Third, you could sell common short yourself and play the downside. That, again, puts pressure on the common stock, as risk-free short-sellers (that's what you are, you own the call) can really make a stock be heavy.

So why doesn't the stock go down, then? Ahh, consider the fate of the Intel January 35 put holder. He, too, made the bet. This time his bet was a shortfall. When we didn't get the shortfall, he might have sold the put. The buyer might want to go buy common against the put to play the upside. That lifts the stock.

Or, the put owner might hold it, but if the stock gravitates to the strike as others buy common against the puts, he might panic and sell it to get something back.

Or he might just buy the common against the put and play the upside, rather than sell it outright.

But it is possible that if the stock he buys against it rallies, he might sell the common to lock in a gain, or sell the January 35 call to lock in a gain.

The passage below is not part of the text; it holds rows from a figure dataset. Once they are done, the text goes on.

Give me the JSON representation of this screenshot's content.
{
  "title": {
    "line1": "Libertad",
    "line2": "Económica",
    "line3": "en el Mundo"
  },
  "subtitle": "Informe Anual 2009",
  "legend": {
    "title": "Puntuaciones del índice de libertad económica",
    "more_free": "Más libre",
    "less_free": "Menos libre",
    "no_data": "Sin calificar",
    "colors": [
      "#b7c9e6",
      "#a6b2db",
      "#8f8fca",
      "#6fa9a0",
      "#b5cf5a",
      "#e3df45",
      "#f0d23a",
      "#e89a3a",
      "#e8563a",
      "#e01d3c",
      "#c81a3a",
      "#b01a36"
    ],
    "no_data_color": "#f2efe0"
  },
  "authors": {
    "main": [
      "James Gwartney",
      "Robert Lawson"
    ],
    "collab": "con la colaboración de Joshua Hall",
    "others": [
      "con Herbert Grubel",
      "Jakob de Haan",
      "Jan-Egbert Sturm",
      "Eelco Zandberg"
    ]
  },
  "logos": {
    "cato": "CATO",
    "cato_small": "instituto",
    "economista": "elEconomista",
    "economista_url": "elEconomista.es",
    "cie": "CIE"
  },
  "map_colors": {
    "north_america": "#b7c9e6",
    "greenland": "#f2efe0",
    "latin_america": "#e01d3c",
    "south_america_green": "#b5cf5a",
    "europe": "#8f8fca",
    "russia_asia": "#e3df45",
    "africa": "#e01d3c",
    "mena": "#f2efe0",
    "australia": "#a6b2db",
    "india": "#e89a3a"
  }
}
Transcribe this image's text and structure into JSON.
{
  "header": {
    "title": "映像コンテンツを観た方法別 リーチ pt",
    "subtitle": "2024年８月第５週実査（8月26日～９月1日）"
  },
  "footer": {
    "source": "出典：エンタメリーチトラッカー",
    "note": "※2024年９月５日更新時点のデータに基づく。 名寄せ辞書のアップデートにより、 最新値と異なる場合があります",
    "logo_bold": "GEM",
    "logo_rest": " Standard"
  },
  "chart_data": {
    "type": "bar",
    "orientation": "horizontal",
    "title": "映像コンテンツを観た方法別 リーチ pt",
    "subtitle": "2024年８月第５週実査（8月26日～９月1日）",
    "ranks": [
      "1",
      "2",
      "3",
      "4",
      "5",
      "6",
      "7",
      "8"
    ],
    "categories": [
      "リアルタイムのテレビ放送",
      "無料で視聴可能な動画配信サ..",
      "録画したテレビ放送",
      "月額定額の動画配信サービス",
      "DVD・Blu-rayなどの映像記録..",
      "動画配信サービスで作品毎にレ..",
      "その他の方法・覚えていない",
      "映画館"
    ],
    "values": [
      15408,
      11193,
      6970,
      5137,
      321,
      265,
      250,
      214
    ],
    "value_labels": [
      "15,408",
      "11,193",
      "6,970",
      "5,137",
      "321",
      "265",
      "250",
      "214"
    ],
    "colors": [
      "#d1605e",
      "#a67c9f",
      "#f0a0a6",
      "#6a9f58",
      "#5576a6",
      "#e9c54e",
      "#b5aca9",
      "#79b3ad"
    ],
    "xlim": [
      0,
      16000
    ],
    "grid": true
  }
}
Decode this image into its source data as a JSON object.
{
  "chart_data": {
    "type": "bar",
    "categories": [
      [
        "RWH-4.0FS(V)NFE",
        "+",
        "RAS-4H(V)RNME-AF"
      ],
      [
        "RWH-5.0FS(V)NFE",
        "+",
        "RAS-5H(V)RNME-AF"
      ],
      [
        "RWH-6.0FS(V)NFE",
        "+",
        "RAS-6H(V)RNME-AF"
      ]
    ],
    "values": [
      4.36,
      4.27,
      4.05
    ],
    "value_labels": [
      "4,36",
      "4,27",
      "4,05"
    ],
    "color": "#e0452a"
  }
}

That sets up a situation where you have a risk-free sale of a call because your common stock is insured by the put.

(Of course, the guy who owns the call and sells common stock against the call might also want to sell that January 35 put, to lock in a risk-free sale of a put because he is already short the common. I didn't say this was easy stuff!)

Anyway, all of these different strategies have the effect of pushing the common stock toward the strike and then pinning it there because if it rallies too much above the strike, call sellers come in and if it sells off too far from the strike, put sellers come in. All in all, this process has an almost gravitational pull to keep a stock at its strike -- until expiration is over and the stock is free to trade up or down depending upon the fundamentals.